「人類最強の痛み」尿路結石症治療に新たな可能性 糖尿病治療薬に「結石の形成抑制作用」明らかに
2人は、院内の薬剤部で、RWD(リアルワールドデータ=日常の実臨床の中で得られる医療データの総称)の活用に積極的だった副薬剤師長の菊池大輔氏に声をかけ、研究チームが動き出した。短期間で結果を出すため、RWDを用いた疫学研究と、ラットとマウスによる動物実験、培養細胞実験をほぼ並行して進めた。
疫学研究では、SGLT2阻害薬の処方の有無と尿路結石症の有病率(その病気にかかっている人の割合)を検証した。研究に用いたのは、医療情報会社メディカル・データ・ビジョンが持つ国内最大規模の診療データ。約90万人の男性糖尿病患者のうち、SGLT2阻害薬を処方されていた患者の尿路結石症の有病率は2.28%、処方されていない患者では2.54%となり、統計的に有意な差がみられた。
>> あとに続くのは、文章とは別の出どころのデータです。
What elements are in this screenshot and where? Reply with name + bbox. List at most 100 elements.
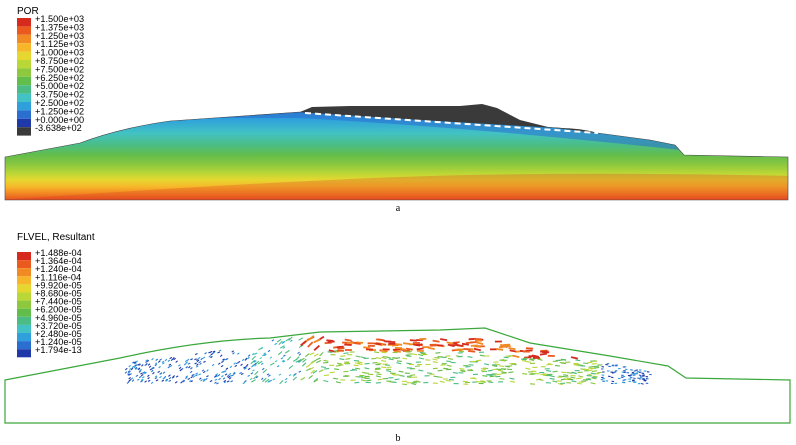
velocity-vector [204, 352, 207, 355]
velocity-vector [128, 364, 131, 368]
velocity-vector [566, 371, 572, 374]
velocity-vector [432, 339, 440, 343]
velocity-vector [375, 375, 381, 378]
velocity-vector [133, 361, 137, 364]
velocity-vector [496, 373, 502, 376]
flow-velocity-plot [4, 327, 791, 424]
velocity-vector [508, 371, 514, 374]
velocity-vector [281, 341, 285, 344]
velocity-vector [188, 365, 191, 369]
velocity-vector [224, 370, 227, 373]
velocity-vector [440, 338, 448, 342]
velocity-vector [251, 379, 256, 383]
velocity-vector [217, 351, 221, 354]
velocity-vector [436, 344, 444, 347]
velocity-vector [285, 337, 291, 342]
velocity-vector [154, 377, 158, 380]
velocity-vector [292, 358, 298, 362]
velocity-vector [147, 379, 151, 382]
velocity-vector [250, 359, 255, 365]
velocity-vector [336, 362, 342, 365]
caption-a: a [396, 203, 401, 214]
velocity-vector [140, 372, 143, 375]
velocity-vector [222, 358, 226, 362]
velocity-vector [510, 380, 516, 383]
velocity-vector [356, 341, 364, 344]
velocity-vector [315, 357, 321, 361]
velocity-vector [167, 365, 171, 369]
velocity-vector [288, 336, 293, 341]
velocity-vector [376, 338, 384, 341]
velocity-vector [427, 346, 435, 350]
velocity-vector [554, 364, 560, 367]
velocity-vector [198, 361, 202, 364]
velocity-vector [209, 350, 213, 354]
velocity-vector [247, 367, 251, 371]
velocity-vector [302, 358, 307, 363]
velocity-vector [396, 373, 402, 377]
velocity-vector [468, 350, 476, 353]
legend-a-label: +8.750e+02 [35, 56, 84, 66]
velocity-vector [313, 344, 321, 351]
velocity-vector [134, 362, 137, 365]
velocity-vector [228, 377, 232, 380]
velocity-vector [131, 379, 135, 382]
velocity-vector [269, 362, 275, 366]
velocity-vector [187, 362, 191, 365]
velocity-vector [308, 374, 313, 380]
velocity-vector [175, 360, 178, 363]
velocity-vector [610, 376, 614, 379]
velocity-vector [552, 370, 558, 373]
velocity-vector [299, 357, 305, 362]
velocity-vector [281, 359, 285, 363]
velocity-vector [231, 350, 235, 353]
velocity-vector [489, 375, 495, 378]
velocity-vector [210, 355, 213, 359]
legend-a-swatch [17, 60, 31, 69]
velocity-vector [497, 369, 504, 372]
legend-b-items: +1.488e-04+1.364e-04+1.240e-04+1.116e-04… [17, 248, 82, 358]
legend-a-swatch [17, 68, 31, 77]
velocity-vector [432, 367, 438, 370]
velocity-vector [147, 363, 151, 366]
velocity-vector [145, 359, 149, 362]
velocity-vector [586, 378, 592, 381]
velocity-vector [195, 372, 199, 375]
velocity-vector [392, 348, 400, 351]
velocity-vector [283, 354, 286, 357]
velocity-vector [133, 365, 137, 369]
velocity-vector [512, 354, 520, 358]
velocity-vector [236, 352, 240, 355]
velocity-vector [337, 347, 345, 350]
velocity-vector [185, 375, 189, 378]
velocity-vector [570, 356, 579, 360]
velocity-vector [144, 371, 147, 375]
velocity-vector [230, 380, 234, 383]
velocity-vector [640, 382, 644, 385]
velocity-vector [223, 381, 227, 384]
velocity-vector [199, 377, 202, 380]
velocity-vector [249, 377, 253, 381]
velocity-vector [235, 362, 239, 365]
velocity-vector [253, 352, 257, 356]
velocity-vector [552, 380, 558, 383]
velocity-vector [576, 382, 582, 385]
velocity-vector [262, 368, 268, 374]
velocity-vector [267, 349, 271, 353]
velocity-vector [465, 365, 471, 368]
velocity-vector [145, 360, 148, 363]
velocity-vector [386, 366, 392, 369]
velocity-vector [253, 375, 258, 380]
velocity-vector [363, 346, 371, 349]
velocity-vector [503, 356, 509, 359]
velocity-vector [313, 353, 319, 357]
velocity-vector [135, 374, 139, 378]
velocity-vector [127, 373, 131, 376]
velocity-vector [129, 373, 132, 376]
velocity-vector [350, 369, 356, 372]
model-b-outline [4, 327, 791, 424]
velocity-vector [247, 354, 251, 357]
velocity-vector [259, 356, 263, 360]
velocity-vector [171, 376, 175, 379]
velocity-vector [140, 378, 144, 381]
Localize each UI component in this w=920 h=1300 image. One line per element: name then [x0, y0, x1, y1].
SGLT2阻害薬には利尿作用と抗炎症作用があり、利尿作用が腎結石の形成を抑制している可能性も残っていたため、研究チームは腎臓結石形成ラット・マウスでSGLT2阻害の効果を調べた。その結果、腎結石の形成を抑制するのは利尿作用ではなく、抗炎症作用によるものだという結論を導き出した。 さらに、ヒトの培養細胞を使った実験でも、SGLT2阻害によりシュウ酸カルシウムの結晶が接着する量が低下し、結石形成や炎症に関わる遺伝子の発現が抑えられたことがわかった。
早期に治療薬を届けられる
一般的に新薬を開発する場合、製品を市場に出すまでに何十年もかかり、創薬の開発費用が膨大となる。そのため、製薬会社もなかなか動けない。そこで阿南氏は、すでにほかの疾患で処方されていて、安全性と有効性が確認されている薬を研究対象にして、他疾患での有効性を検証するのが効率的だと考えた。
阿南氏は、「研究が進展すれば、いつかまた同じ激痛が走るのではないかと、ずっと再発を恐れている患者さんに対して、早期に治療薬を届けることができる」と語る。この後に予定しているヒトを対象にした臨床研究に意欲を示している。